Cockle’s vocal chords adapting to raised help Geralt’s voice wasn’t the one main change that occurred through the improvement of the second recreation, although. “The books began to come back out in English whereas I used to be recording Witcher 2,” he explains. “Earlier than that, it was the builders from CD Projekt Crimson who taught me every thing I wanted to learn about Geralt. In order quickly as The Final Want got here out in English, I used to be down on the bookstore shopping for it, and I tore via it. And I understood issues about Geralt simply from studying simply that one e-book that I did not perceive in any respect earlier than.
“The builders stored saying, ‘He is impassive’,” Cockle says. “And I used to be like, ‘Okay, I get it, I get it, however I am an actor. I wish to play with feelings.’ However I higher understood [when reading] the e-book why they had been pushing for as flat as attainable of an emotional life for him.”

Cockle instantly fell in love with the books, noting that writer Andrzej Sapkowski “is such an exquisite author.” Having grown up on Tolkien’s The Lord of the Rings, Cockle shortly cast a reference to this new fantasy universe. Of all Sapkowski’s novels, he most fondly remembers Season of Storms. It’s a narrative he’d like to be part of, ought to Netflix ever want a voice for Geralt once more.

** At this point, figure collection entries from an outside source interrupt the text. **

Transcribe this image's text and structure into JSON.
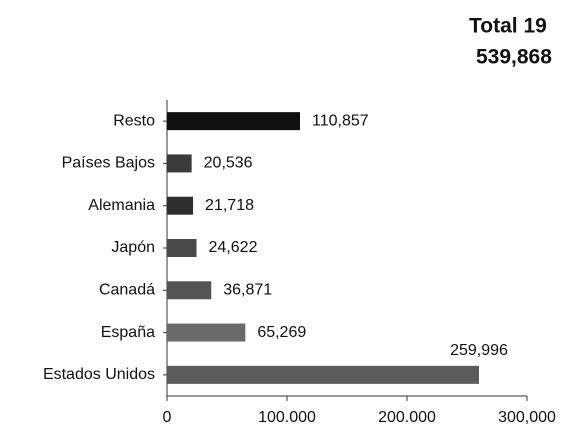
{
  "chart_data": {
    "type": "hbar",
    "title": [
      "Total 19",
      "539,868"
    ],
    "categories": [
      "Resto",
      "Países Bajos",
      "Alemania",
      "Japón",
      "Canadá",
      "España",
      "Estados Unidos"
    ],
    "values": [
      110857,
      20536,
      21718,
      24622,
      36871,
      65269,
      259996
    ],
    "value_labels": [
      "110,857",
      "20,536",
      "21,718",
      "24,622",
      "36,871",
      "65,269",
      "259,996"
    ],
    "colors": [
      "#111111",
      "#3a3a3a",
      "#2e2e2e",
      "#4a4a4a",
      "#555555",
      "#6a6a6a",
      "#5c5c5c"
    ],
    "xlim": [
      0,
      300000
    ],
    "xticks": [
      0,
      {
        "value": 100000,
        "label": "100.000"
      },
      {
        "value": 200000,
        "label": "200.000"
      },
      {
        "value": 300000,
        "label": "300,000"
      }
    ]
  }
}
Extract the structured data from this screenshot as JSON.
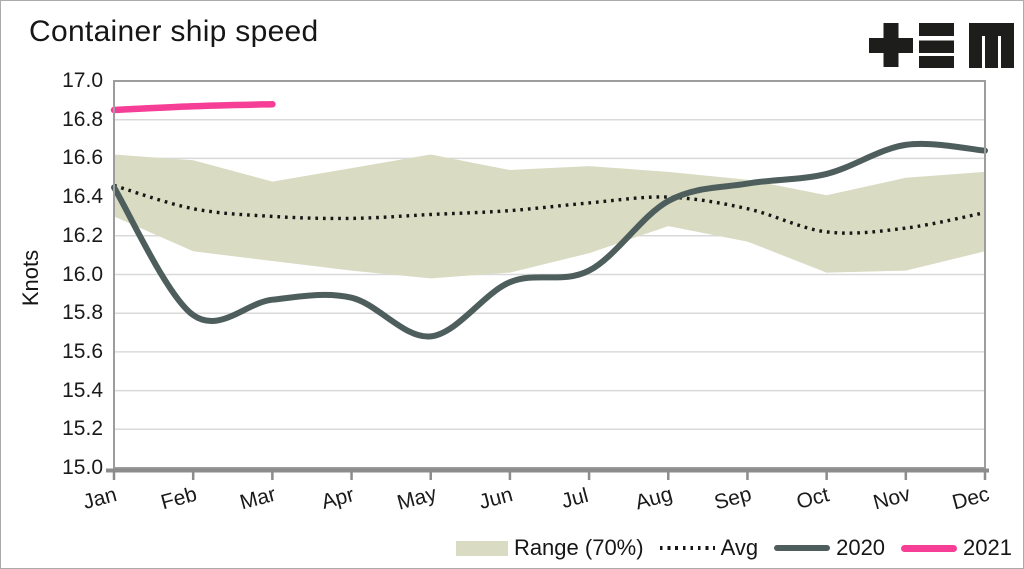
{
  "title": "Container ship speed",
  "brand": {
    "logo_glyphs": "+≡M"
  },
  "legend": {
    "range_label": "Range (70%)",
    "avg_label": "Avg",
    "y2020_label": "2020",
    "y2021_label": "2021"
  },
  "colors": {
    "range_band": "#d9dbc2",
    "avg_line": "#161616",
    "line_2020": "#4d5e5d",
    "line_2021": "#f63e96",
    "gridline": "#d9d9d9",
    "plot_border": "#9d9d9d",
    "axis": "#8c8c8c",
    "text": "#1a1a1a",
    "logo": "#1d1d1b"
  },
  "chart_data": {
    "type": "line",
    "title": "Container ship speed",
    "xlabel": "",
    "ylabel": "Knots",
    "ylim": [
      15.0,
      17.0
    ],
    "ytick_labels": [
      "17.0",
      "16.8",
      "16.6",
      "16.4",
      "16.2",
      "16.0",
      "15.8",
      "15.6",
      "15.4",
      "15.2",
      "15.0"
    ],
    "categories": [
      "Jan",
      "Feb",
      "Mar",
      "Apr",
      "May",
      "Jun",
      "Jul",
      "Aug",
      "Sep",
      "Oct",
      "Nov",
      "Dec"
    ],
    "grid": "horizontal",
    "legend_position": "bottom-right",
    "series": [
      {
        "name": "Range (70%)",
        "type": "band",
        "upper": [
          16.62,
          16.59,
          16.48,
          16.55,
          16.62,
          16.54,
          16.56,
          16.53,
          16.49,
          16.41,
          16.5,
          16.53
        ],
        "lower": [
          16.3,
          16.12,
          16.07,
          16.02,
          15.98,
          16.01,
          16.11,
          16.25,
          16.17,
          16.01,
          16.02,
          16.12
        ]
      },
      {
        "name": "Avg",
        "type": "line",
        "style": "dotted",
        "values": [
          16.46,
          16.34,
          16.3,
          16.29,
          16.31,
          16.33,
          16.37,
          16.4,
          16.34,
          16.22,
          16.24,
          16.32
        ]
      },
      {
        "name": "2020",
        "type": "line",
        "style": "solid",
        "values": [
          16.45,
          15.79,
          15.87,
          15.88,
          15.68,
          15.96,
          16.02,
          16.38,
          16.47,
          16.52,
          16.67,
          16.64
        ]
      },
      {
        "name": "2021",
        "type": "line",
        "style": "solid",
        "values": [
          16.85,
          16.87,
          16.88
        ]
      }
    ]
  }
}
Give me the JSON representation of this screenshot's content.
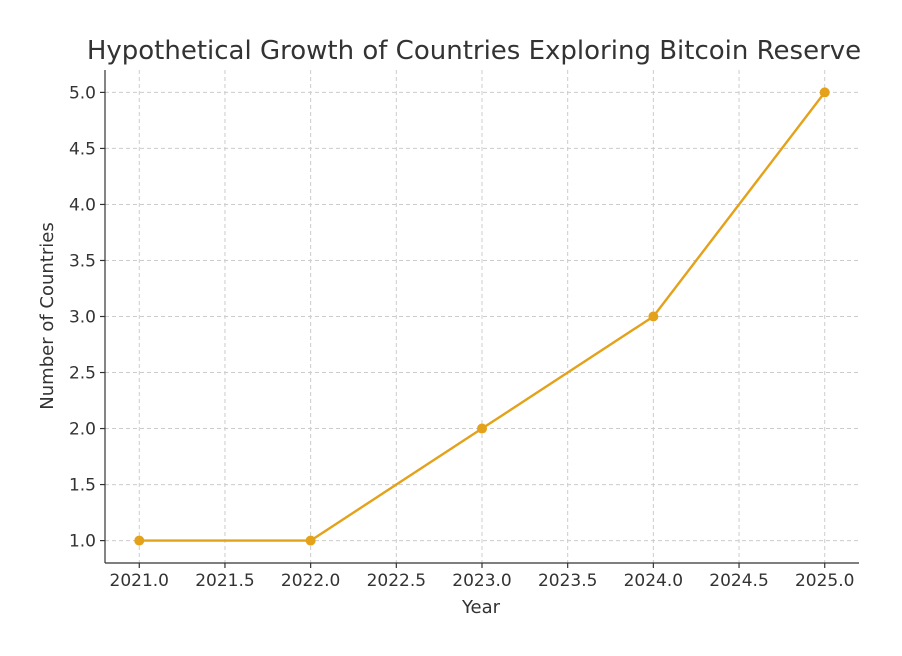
{
  "chart_data": {
    "type": "line",
    "title": "Hypothetical Growth of Countries Exploring Bitcoin Reserve",
    "xlabel": "Year",
    "ylabel": "Number of Countries",
    "x": [
      2021,
      2022,
      2023,
      2024,
      2025
    ],
    "series": [
      {
        "values": [
          1,
          1,
          2,
          3,
          5
        ],
        "color": "#E3A21A"
      }
    ],
    "xlim": [
      2020.8,
      2025.2
    ],
    "ylim": [
      0.8,
      5.2
    ],
    "x_ticks": [
      2021.0,
      2021.5,
      2022.0,
      2022.5,
      2023.0,
      2023.5,
      2024.0,
      2024.5,
      2025.0
    ],
    "y_ticks": [
      1.0,
      1.5,
      2.0,
      2.5,
      3.0,
      3.5,
      4.0,
      4.5,
      5.0
    ],
    "x_tick_labels": [
      "2021.0",
      "2021.5",
      "2022.0",
      "2022.5",
      "2023.0",
      "2023.5",
      "2024.0",
      "2024.5",
      "2025.0"
    ],
    "y_tick_labels": [
      "1.0",
      "1.5",
      "2.0",
      "2.5",
      "3.0",
      "3.5",
      "4.0",
      "4.5",
      "5.0"
    ],
    "grid": true,
    "grid_style": "dashed",
    "marker": "circle"
  }
}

“It is a kind of tales that once I learn it, I used to be like, ‘Oh, that is horrible. That is terrible.’ [But] it is thrilling on the similar time,” he says. “There’s some actually graphic struggle scenes that Sapkowski offers to us, and I feel that may be a extremely enjoyable story to show into an anime or a TV episode.”
Possibly we’ll see that story sooner or later, however proper now Doug’s Geralt will be seen and heard in Sirens of the Deep, Netflix’s newest animated Witcher journey. Based mostly on the brief story A Little Sacrifice from the Sword of Future assortment, it’s a darkish and twisted interpretation of Hans Christian Andersen’s The Little Mermaid. After a mermaid and a human prince fall in love, Geralt finds himself caught up in a battle between two very totally different kingdoms. However whereas there’s loads of blood-splattering motion and severe political drama, it’s the story’s lighter moments that curiosity Cockle probably the most. He notes a humorous dialog between Geralt and Jaskier, the place each are sitting round a campfire after an extended day, as an excellent instance of that lightness. The scene demonstrates Geralt’s softer facet, which is commonly ignored as an necessary a part of the monster hunter’s character.
“A part of liking appearing is liking all these totally different points of a personality’s character and the totally different decisions that could possibly be made and the way they could strategy these decisions,” Cockle explains. “I benefit from the gravitas of Geralt when he is all severe and mopey and no matter, however I do additionally like these moments when he is making an attempt to be gentle. When he is making an attempt to crack a joke and it simply does not go very properly for him more often than not as a result of he is simply not humorous.”